AI Providers must also consider non-legal regulation which may influence AI Systems such as AI assurance frameworks, and regulatory guidance.
What you should be doing now in preparation
Whilst the regulatory frameworks in the UK and EU, and around the world, are yet to be finalised, there is sufficient information and common themes for organisation to implement steps to prepare for new requirements that lay ahead. In fact, making headway on these now will almost certainly ease the compliance burden down the line. Actions to consider include:
- develop an AI asset register – knowing where and how AI is used in your organisation will enable you to assess risks and implement policies and compliance requirements;
- implement policies that govern how AI should be developed or implemented.

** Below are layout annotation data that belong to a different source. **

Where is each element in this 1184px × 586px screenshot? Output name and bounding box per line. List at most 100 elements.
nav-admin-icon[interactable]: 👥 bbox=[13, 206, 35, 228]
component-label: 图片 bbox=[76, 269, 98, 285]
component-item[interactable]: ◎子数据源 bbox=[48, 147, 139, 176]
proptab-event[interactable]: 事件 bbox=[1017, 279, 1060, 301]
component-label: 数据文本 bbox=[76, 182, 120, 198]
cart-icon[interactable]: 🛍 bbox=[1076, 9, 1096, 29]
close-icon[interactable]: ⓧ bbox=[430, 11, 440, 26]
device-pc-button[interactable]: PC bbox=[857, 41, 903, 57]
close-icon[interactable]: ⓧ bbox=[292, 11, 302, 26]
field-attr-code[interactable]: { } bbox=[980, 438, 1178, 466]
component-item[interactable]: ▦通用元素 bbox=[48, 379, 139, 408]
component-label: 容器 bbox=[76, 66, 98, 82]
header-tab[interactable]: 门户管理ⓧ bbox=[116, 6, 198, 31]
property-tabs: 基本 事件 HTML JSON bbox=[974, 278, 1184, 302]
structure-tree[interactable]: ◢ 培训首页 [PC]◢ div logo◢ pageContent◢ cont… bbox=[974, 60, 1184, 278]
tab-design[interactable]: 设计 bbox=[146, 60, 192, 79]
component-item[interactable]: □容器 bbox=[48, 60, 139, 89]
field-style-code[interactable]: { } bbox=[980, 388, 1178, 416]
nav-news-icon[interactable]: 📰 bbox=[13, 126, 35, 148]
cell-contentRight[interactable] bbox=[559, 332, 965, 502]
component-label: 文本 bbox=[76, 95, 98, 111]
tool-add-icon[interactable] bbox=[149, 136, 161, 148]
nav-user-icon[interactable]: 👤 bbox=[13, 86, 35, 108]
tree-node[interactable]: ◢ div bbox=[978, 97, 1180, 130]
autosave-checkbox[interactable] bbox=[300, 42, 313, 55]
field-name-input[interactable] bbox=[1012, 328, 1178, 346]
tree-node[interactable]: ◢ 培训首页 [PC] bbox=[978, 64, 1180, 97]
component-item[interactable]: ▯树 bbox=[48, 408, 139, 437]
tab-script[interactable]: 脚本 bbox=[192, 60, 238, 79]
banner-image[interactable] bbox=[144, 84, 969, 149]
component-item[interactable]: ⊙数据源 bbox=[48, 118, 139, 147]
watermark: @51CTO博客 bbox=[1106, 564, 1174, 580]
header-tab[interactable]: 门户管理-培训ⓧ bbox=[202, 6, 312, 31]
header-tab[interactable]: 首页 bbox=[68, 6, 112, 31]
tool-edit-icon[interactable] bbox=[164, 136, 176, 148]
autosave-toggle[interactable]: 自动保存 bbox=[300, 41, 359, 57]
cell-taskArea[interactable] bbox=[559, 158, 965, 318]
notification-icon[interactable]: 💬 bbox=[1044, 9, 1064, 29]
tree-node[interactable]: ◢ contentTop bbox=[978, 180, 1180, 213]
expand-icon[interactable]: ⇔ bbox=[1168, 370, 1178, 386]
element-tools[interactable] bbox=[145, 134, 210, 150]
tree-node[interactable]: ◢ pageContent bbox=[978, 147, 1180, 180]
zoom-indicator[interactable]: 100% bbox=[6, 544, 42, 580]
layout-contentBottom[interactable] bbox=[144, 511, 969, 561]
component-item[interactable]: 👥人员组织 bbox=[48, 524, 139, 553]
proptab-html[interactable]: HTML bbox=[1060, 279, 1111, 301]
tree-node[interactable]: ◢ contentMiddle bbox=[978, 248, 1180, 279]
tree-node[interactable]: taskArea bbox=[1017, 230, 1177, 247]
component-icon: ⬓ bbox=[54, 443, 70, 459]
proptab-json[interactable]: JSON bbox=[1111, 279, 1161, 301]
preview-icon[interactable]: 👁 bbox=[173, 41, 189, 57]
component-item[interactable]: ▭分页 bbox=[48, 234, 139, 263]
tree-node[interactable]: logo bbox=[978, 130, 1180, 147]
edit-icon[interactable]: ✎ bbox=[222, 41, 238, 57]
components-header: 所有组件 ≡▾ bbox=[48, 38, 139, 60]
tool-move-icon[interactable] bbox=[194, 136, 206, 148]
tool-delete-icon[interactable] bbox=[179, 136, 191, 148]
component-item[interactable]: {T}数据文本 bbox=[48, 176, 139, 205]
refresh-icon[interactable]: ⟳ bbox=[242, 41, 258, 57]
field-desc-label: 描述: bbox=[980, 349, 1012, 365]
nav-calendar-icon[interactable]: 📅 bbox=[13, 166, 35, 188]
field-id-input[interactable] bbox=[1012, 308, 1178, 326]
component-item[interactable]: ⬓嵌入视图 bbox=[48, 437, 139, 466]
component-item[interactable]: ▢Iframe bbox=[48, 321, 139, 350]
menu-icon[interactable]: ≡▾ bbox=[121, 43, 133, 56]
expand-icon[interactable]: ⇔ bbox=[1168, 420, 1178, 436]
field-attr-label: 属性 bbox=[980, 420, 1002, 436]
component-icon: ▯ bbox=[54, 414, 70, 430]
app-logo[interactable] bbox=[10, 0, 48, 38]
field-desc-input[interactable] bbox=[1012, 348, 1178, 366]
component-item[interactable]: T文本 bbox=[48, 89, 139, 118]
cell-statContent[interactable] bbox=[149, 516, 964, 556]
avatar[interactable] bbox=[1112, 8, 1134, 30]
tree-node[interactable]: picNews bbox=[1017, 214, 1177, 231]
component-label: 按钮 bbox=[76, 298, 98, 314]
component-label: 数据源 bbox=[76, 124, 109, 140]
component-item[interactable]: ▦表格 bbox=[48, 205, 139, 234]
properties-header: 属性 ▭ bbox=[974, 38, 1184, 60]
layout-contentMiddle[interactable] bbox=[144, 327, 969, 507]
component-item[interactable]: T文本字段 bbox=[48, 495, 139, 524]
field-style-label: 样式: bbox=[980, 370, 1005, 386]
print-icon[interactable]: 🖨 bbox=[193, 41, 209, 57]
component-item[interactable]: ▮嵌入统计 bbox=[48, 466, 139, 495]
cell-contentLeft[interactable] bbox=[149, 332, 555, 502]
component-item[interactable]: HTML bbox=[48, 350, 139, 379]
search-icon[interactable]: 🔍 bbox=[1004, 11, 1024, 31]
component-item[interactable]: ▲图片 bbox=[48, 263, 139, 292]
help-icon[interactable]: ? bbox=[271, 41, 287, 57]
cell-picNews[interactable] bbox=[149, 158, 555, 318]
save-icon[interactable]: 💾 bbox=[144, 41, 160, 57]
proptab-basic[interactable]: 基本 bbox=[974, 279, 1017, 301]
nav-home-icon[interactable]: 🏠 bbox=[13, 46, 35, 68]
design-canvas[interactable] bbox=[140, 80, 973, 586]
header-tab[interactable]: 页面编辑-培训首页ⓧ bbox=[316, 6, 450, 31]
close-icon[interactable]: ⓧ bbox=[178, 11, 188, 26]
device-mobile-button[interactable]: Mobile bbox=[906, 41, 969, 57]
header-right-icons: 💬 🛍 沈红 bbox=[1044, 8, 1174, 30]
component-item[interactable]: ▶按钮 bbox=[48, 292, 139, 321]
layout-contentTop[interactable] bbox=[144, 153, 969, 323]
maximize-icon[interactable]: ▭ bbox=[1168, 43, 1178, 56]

These should address how to manage risks such as bias, dataset integrity, and transparency;
- carry out and document risk assessments, in particular where the AI could present higher risks. Start building these into standard operating procedures (in the same way data protection impact assessments are implemented);
- establish an AI governance body – if AI is, or will, form a key part of your product portfolio, or internal operations, establish a governance structure to guide the business and act as the gatekeeper; and
- track legislative progress so you keep up to date with developments. When AI is becoming deeply embedded in your organisation, you need to plan well ahead.
Our concluding thoughts
Whilst the Framework's pro-innovation stance is intended to provide flexibility in how the use of AI is controlled in the UK, the fact that the Framework has to operate within a patchwork of regulations may create gaps that are in practice, too burdensome and complicated to effectively fill. The White Paper's inclusion of complementary tools and centralised functions appear to be helpful in addressing this concern (if implemented properly by regulators), however such a wide range of regulator tools and partly centralised mechanisms might lead to confusion if coordination and collaboration are not encouraged to the extent required to affect any meaningful change on the UK's AI regulatory landscape.
We eagerly await the outcome from the consultation on the White Paper and look forward to providing an update on the UK's approach in due course.